I will step out on a limb and state that most bad investments occur when there is a lack of familiarity in the underlying investment. In addition, I will guarantee that little if any analysis has been done on the investment. For any secondary investment I was taught by Neil Anderson, a former mentor and CFO, that every investor needs a clear exit strategy before money changes hands. And he is so right.
Know what you are getting into and do your homework.
I do my share of small business coaching, which means my role starts to shift toward company priest in those situations.
And in many of those coaching situations, indecision is a major stumbling block. Business paralysis may be the better term. Fear of making a decision, perhaps a wrong one, keeps this business from picking a goal and charging forward.
This stupid business trick may be akin to the sleeping dog that does nothing. Where’s the stupid business trick? So adding indecision is a stretch, but we still need to discuss it.
I’m type-A all the way. Just make a decision and do it. If you are wrong, start over and try again.
Those are easy words, and I’m never that direct. But Seth Godin says something similar in an interview with Jonathan Fields in this YouTube video. If you have time, start listening at 30:17 when Seth says, “Just pick something.”
Starting a Business
This could be number one on the list. I’ve never run into a young start-up entrepreneur with a bad idea.
When it comes to start-ups, I’m reminded of Jim Collins and his three intersecting circles (best in the world, deeply passionate, economic engine driver). I have taken his concept on disciplined thought and come up with my own three circles: Passion, Competence, and Value.
Passion. Never an issue. Sometimes, maybe there is too much. Especially if you are dealing with brew masters.
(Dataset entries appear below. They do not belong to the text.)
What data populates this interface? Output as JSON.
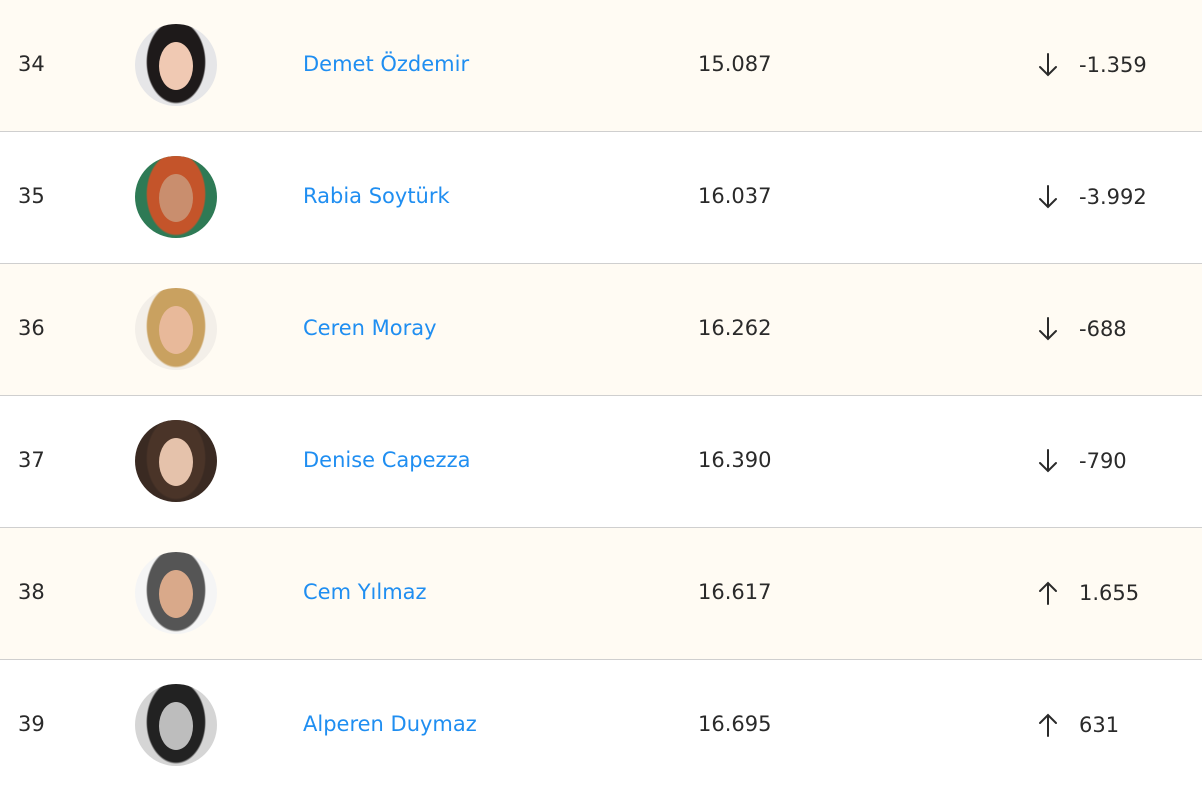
{
  "rows": [
    {
      "rank": "34",
      "name": "Demet Özdemir",
      "score": "15.087",
      "trend": "down",
      "change": "-1.359",
      "hair": "#1e1a1a",
      "skin": "#f0c9b3",
      "bg": "#e6e6e8"
    },
    {
      "rank": "35",
      "name": "Rabia Soytürk",
      "score": "16.037",
      "trend": "down",
      "change": "-3.992",
      "hair": "#c4542a",
      "skin": "#c98e6e",
      "bg": "#2e7a55"
    },
    {
      "rank": "36",
      "name": "Ceren Moray",
      "score": "16.262",
      "trend": "down",
      "change": "-688",
      "hair": "#c9a160",
      "skin": "#e8b99a",
      "bg": "#f3efe9"
    },
    {
      "rank": "37",
      "name": "Denise Capezza",
      "score": "16.390",
      "trend": "down",
      "change": "-790",
      "hair": "#4a3428",
      "skin": "#e5c2ab",
      "bg": "#3a2a22"
    },
    {
      "rank": "38",
      "name": "Cem Yılmaz",
      "score": "16.617",
      "trend": "up",
      "change": "1.655",
      "hair": "#555",
      "skin": "#d9a98a",
      "bg": "#f5f5f5"
    },
    {
      "rank": "39",
      "name": "Alperen Duymaz",
      "score": "16.695",
      "trend": "up",
      "change": "631",
      "hair": "#222",
      "skin": "#bdbdbd",
      "bg": "#d5d5d5"
    }
  ]
}
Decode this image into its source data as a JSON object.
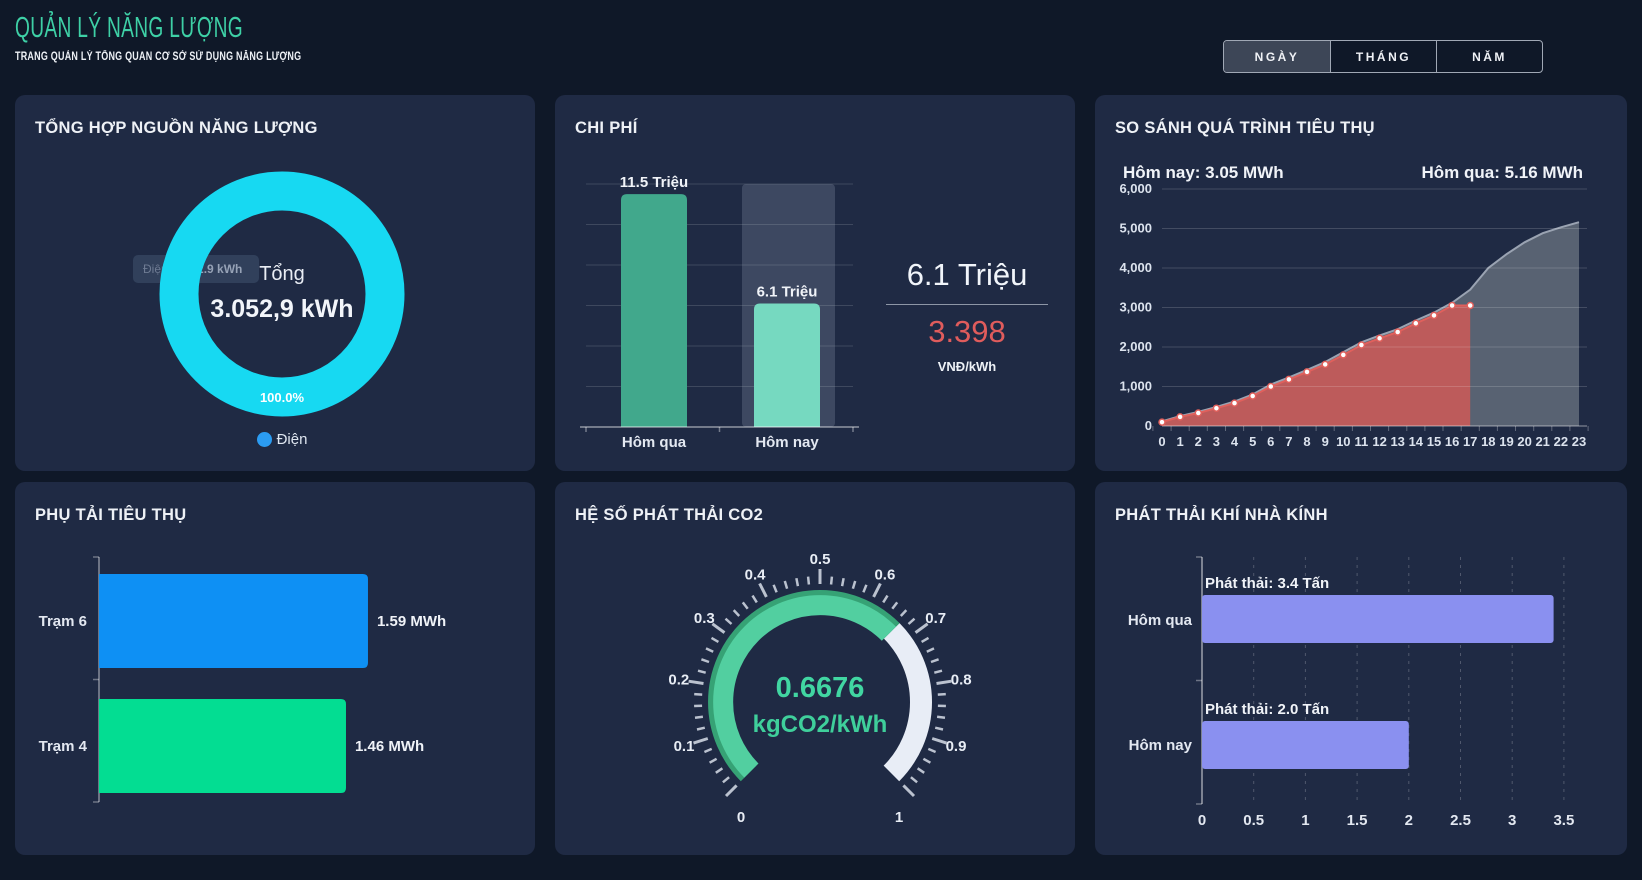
{
  "header": {
    "title": "QUẢN LÝ NĂNG LƯỢNG",
    "subtitle": "TRANG QUẢN LÝ TỔNG QUAN CƠ SỞ SỬ DỤNG NĂNG LƯỢNG",
    "title_color": "#3ed0a6",
    "range_buttons": [
      {
        "label": "NGÀY",
        "active": true
      },
      {
        "label": "THÁNG",
        "active": false
      },
      {
        "label": "NĂM",
        "active": false
      }
    ]
  },
  "panels": {
    "energy_summary": {
      "title": "TỔNG HỢP NGUỒN NĂNG LƯỢNG",
      "center_label": "Tổng",
      "center_value": "3.052,9 kWh",
      "legend_label": "Điện",
      "legend_color": "#2b9cf2",
      "tooltip_label": "Điện:",
      "tooltip_value": "3052.9 kWh"
    },
    "cost": {
      "title": "CHI PHÍ",
      "summary_value": "6.1 Triệu",
      "summary_rate": "3.398",
      "summary_unit": "VNĐ/kWh",
      "rate_color": "#e05c5c"
    },
    "comparison": {
      "title": "SO SÁNH QUÁ TRÌNH TIÊU THỤ",
      "today_label": "Hôm nay: 3.05 MWh",
      "yesterday_label": "Hôm qua: 5.16 MWh"
    },
    "load": {
      "title": "PHỤ TẢI TIÊU THỤ"
    },
    "co2": {
      "title": "HỆ SỐ PHÁT THẢI CO2"
    },
    "ghg": {
      "title": "PHÁT THẢI KHÍ NHÀ KÍNH"
    }
  },
  "chart_data": [
    {
      "id": "energy_donut",
      "type": "pie",
      "title": "TỔNG HỢP NGUỒN NĂNG LƯỢNG",
      "slices": [
        {
          "label": "Điện",
          "value": 3052.9,
          "unit": "kWh",
          "percent_label": "100.0%",
          "color": "#17d9f2"
        }
      ],
      "center": {
        "label": "Tổng",
        "value": "3.052,9 kWh"
      },
      "legend_position": "bottom"
    },
    {
      "id": "cost_bars",
      "type": "bar",
      "title": "CHI PHÍ",
      "categories": [
        "Hôm qua",
        "Hôm nay"
      ],
      "values": [
        11.5,
        6.1
      ],
      "value_labels": [
        "11.5 Triệu",
        "6.1 Triệu"
      ],
      "bar_colors": [
        "#41a88c",
        "#76d9c0"
      ],
      "ylim": [
        0,
        12
      ],
      "grid_step": 2,
      "grid": true,
      "highlight_index": 1,
      "unit": "Triệu"
    },
    {
      "id": "consumption_area",
      "type": "area",
      "title": "SO SÁNH QUÁ TRÌNH TIÊU THỤ",
      "x": [
        0,
        1,
        2,
        3,
        4,
        5,
        6,
        7,
        8,
        9,
        10,
        11,
        12,
        13,
        14,
        15,
        16,
        17,
        18,
        19,
        20,
        21,
        22,
        23
      ],
      "xlabel": "",
      "ylabel": "",
      "ylim": [
        0,
        6000
      ],
      "ytick_step": 1000,
      "grid": true,
      "legend_position": "none",
      "series": [
        {
          "name": "Hôm qua",
          "total_label": "Hôm qua: 5.16 MWh",
          "line_color": "#9aa3b2",
          "fill_color": "#636c7a",
          "fill_opacity": 0.85,
          "markers": false,
          "values": [
            120,
            250,
            360,
            480,
            620,
            800,
            1050,
            1230,
            1420,
            1620,
            1870,
            2120,
            2290,
            2450,
            2670,
            2870,
            3120,
            3450,
            4000,
            4350,
            4650,
            4880,
            5030,
            5160
          ]
        },
        {
          "name": "Hôm nay",
          "total_label": "Hôm nay: 3.05 MWh",
          "line_color": "#e0605c",
          "fill_color": "#cb5a58",
          "fill_opacity": 0.88,
          "markers": true,
          "values": [
            100,
            230,
            330,
            450,
            580,
            760,
            1000,
            1180,
            1370,
            1560,
            1800,
            2050,
            2220,
            2380,
            2600,
            2800,
            3050,
            3050
          ]
        }
      ]
    },
    {
      "id": "load_bars",
      "type": "hbar",
      "title": "PHỤ TẢI TIÊU THỤ",
      "categories": [
        "Trạm 6",
        "Trạm 4"
      ],
      "values": [
        1.59,
        1.46
      ],
      "value_labels": [
        "1.59 MWh",
        "1.46 MWh"
      ],
      "colors": [
        "#0e90f4",
        "#03dd92"
      ],
      "xmax": 2.4,
      "grid": false
    },
    {
      "id": "co2_gauge",
      "type": "gauge",
      "title": "HỆ SỐ PHÁT THẢI CO2",
      "min": 0,
      "max": 1,
      "value": 0.6676,
      "value_label": "0.6676",
      "unit": "kgCO2/kWh",
      "major_tick_step": 0.1,
      "minor_ticks_per_major": 5,
      "colors": {
        "progress": "#52cfa0",
        "rim": "#36a275",
        "rest": "#e8edf6",
        "tick": "#ccd3df"
      }
    },
    {
      "id": "ghg_bars",
      "type": "hbar",
      "title": "PHÁT THẢI KHÍ NHÀ KÍNH",
      "categories": [
        "Hôm qua",
        "Hôm nay"
      ],
      "values": [
        3.4,
        2.0
      ],
      "value_labels": [
        "Phát thải: 3.4 Tấn",
        "Phát thải: 2.0 Tấn"
      ],
      "colors": [
        "#8a90f0",
        "#8a90f0"
      ],
      "xticks": [
        0,
        0.5,
        1,
        1.5,
        2,
        2.5,
        3,
        3.5
      ],
      "xmax": 3.5,
      "grid": true,
      "grid_style": "dashed"
    }
  ]
}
Competence is generally a strong point. True, there may be weaknesses in some necessary disciplines such as marketing and administration, but the how-to-operate is generally part of their secret sauce.
The rub therefore lies in value, as in, how will a potential customer base value the start-up’s product offering or service. This is where I find the biggest weakness for most start-ups. The very first question I ask every start-up is, “Where is your marketing plan, and may I review it?” The answer is either, “I’m still working on it,” or I’m provided a business plan template with boiler plate questions with little thought put into the answers.
Total addressable market. Serviceable addressable market. The data behind this analysis is difficult to ascertain, and the assumptions will never be right.
But if more thought had been put into this fundamental analysis, perhaps fewer start-ups would have bitten the dust (presumably).
Any More Stupid Business Tricks?
Perhaps we need a book. Here’s a shortlist of five more:
1. Hiring the wrong person. Hiring too fast. Hiring too slow.
2. Buying the wrong inventory from the wrong vendor in the wrong season.
3. Using short-term lines of credit incorrectly and going overboard on all forms of debt.
4. Not executing a shareholder agreement and wishing you had when it’s time to boot a stakeholder.
5. Growing too fast without a plan and losing some great customers along the way.
Consider pulling out your Moleskin or dust off your Evernote, and jot down the most stupid business tricks you have ever performed. Hopefully, those tricks were way back in the past. More importantly, let’s hope those tricks are never repeated.